At Duke Law, Andrus was inspired by Professor Trina Jones’ employment law course and Professor Tom Rowe’s course on complex litigation. Spending her 2L summer at Lieff Cabraser Heimann & Bernstein in San Francisco got her hooked on mass tort law, and in Elizabeth Cabraser — a renowned litigator since the early 1980s who was recently chosen to lead the consumer fraud case against Volkswagen — Andrus found a role model and a champion.

Andrus returned to Lieff Cabraser as an associate, rocketing to partnership in five years. Early on, Cabraser urged her to start taking leadership roles on cases. “She told me I just had to go for it,” Andrus says. And when she heard about a class action suit involving women injured by a defective birth control device, Ortho Evra patch, Andrus knew it was the right case. “I had used [the patch] briefly myself,” she says, likening it to an “estrogen bomb” that caused women to suffer heart attacks and strokes. “I was furious on behalf of those injured women.” She called the attorney committee for the case and let them know she wanted a lead role, and to her surprise, they said yes without hesitation. “They knew I had Elizabeth’s support,” she says. “That case was a game-changer for me.”

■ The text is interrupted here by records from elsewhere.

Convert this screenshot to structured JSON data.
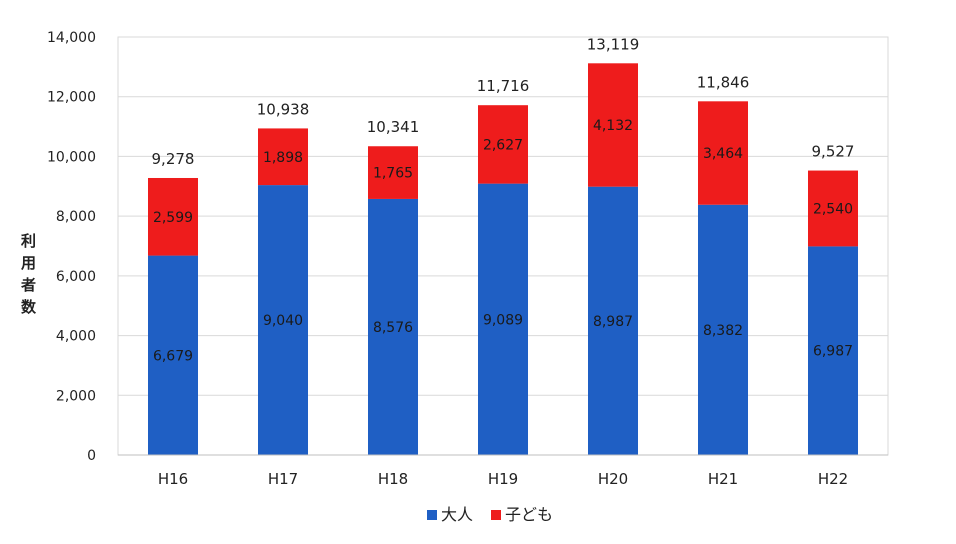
{
  "chart_data": {
    "type": "bar",
    "stacked": true,
    "title": "",
    "xlabel": "",
    "ylabel": "利用者数",
    "categories": [
      "H16",
      "H17",
      "H18",
      "H19",
      "H20",
      "H21",
      "H22"
    ],
    "series": [
      {
        "name": "大人",
        "values": [
          6679,
          9040,
          8576,
          9089,
          8987,
          8382,
          6987
        ],
        "labels": [
          "6,679",
          "9,040",
          "8,576",
          "9,089",
          "8,987",
          "8,382",
          "6,987"
        ],
        "color": "#1f5fc4"
      },
      {
        "name": "子ども",
        "values": [
          2599,
          1898,
          1765,
          2627,
          4132,
          3464,
          2540
        ],
        "labels": [
          "2,599",
          "1,898",
          "1,765",
          "2,627",
          "4,132",
          "3,464",
          "2,540"
        ],
        "color": "#ee1c1c"
      }
    ],
    "totals": [
      9278,
      10938,
      10341,
      11716,
      13119,
      11846,
      9527
    ],
    "total_labels": [
      "9,278",
      "10,938",
      "10,341",
      "11,716",
      "13,119",
      "11,846",
      "9,527"
    ],
    "ylim": [
      0,
      14000
    ],
    "yticks": [
      0,
      2000,
      4000,
      6000,
      8000,
      10000,
      12000,
      14000
    ],
    "ytick_labels": [
      "0",
      "2,000",
      "4,000",
      "6,000",
      "8,000",
      "10,000",
      "12,000",
      "14,000"
    ],
    "grid": true,
    "legend_position": "bottom"
  }
}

Andrus’ success in the Ortho Evra case, which Johnson & Johnson settled for more than $70 million, was followed by more leadership appointments. It was the desire to have more freedom to find and pursue her own cases that led Andrus to launch her firm with former Lieff Cabraser colleague Anderson and with her mentor, Cabraser’s, full support.

Hoping to increase the number of women in mass torts and class-action specialties — a 2015 ABA study estimated that women held lead counsel roles  in only 18 percent of class-action suits — Andrus will take part in an upcoming conference organized by the Duke Law Center for Judicial Studies that will consider how judges should choose lead attorneys in multi-district litigation, and how they might diversify their choices. “She has an exhaustive knowledge of the mass torts field,” says John Rabiej, the center’s director. “We’ll be relying on her expertise.”

Andrus was instrumental in helping another lawyer establish Women en Mass, an annual retreat for female mass tort attorneys to discuss issues that affect women. “The first year, there were 90 women,” Andrus says. “The next year it had doubled. Then there were 250. It’s a fantastically supportive group.”

Still politically engaged, Andrus is involved with Emerge America, a nonprofit organization focused on training and assisting Democratic women to run for office. “Women win campaigns in the same numbers as men,” she says. “The problem is, women aren’t running. Women need to be asked repeatedly to run for office — on average seven times — while men tend to nominate themselves. Emerge teaches women campaign strategy, how to use social media, and teaches public speaking skills. Everything. It has programs in 16 or 17 states and it’s really beginning to make a difference.” Andrus, who went through the training in 2005, currently serves on the Advisory Board of Emerge California.

“Politics is in my blood,” she says, though she has no plans to run for office anytime soon. “I’m too happy doing what I’m doing. I wouldn’t want to give this up.”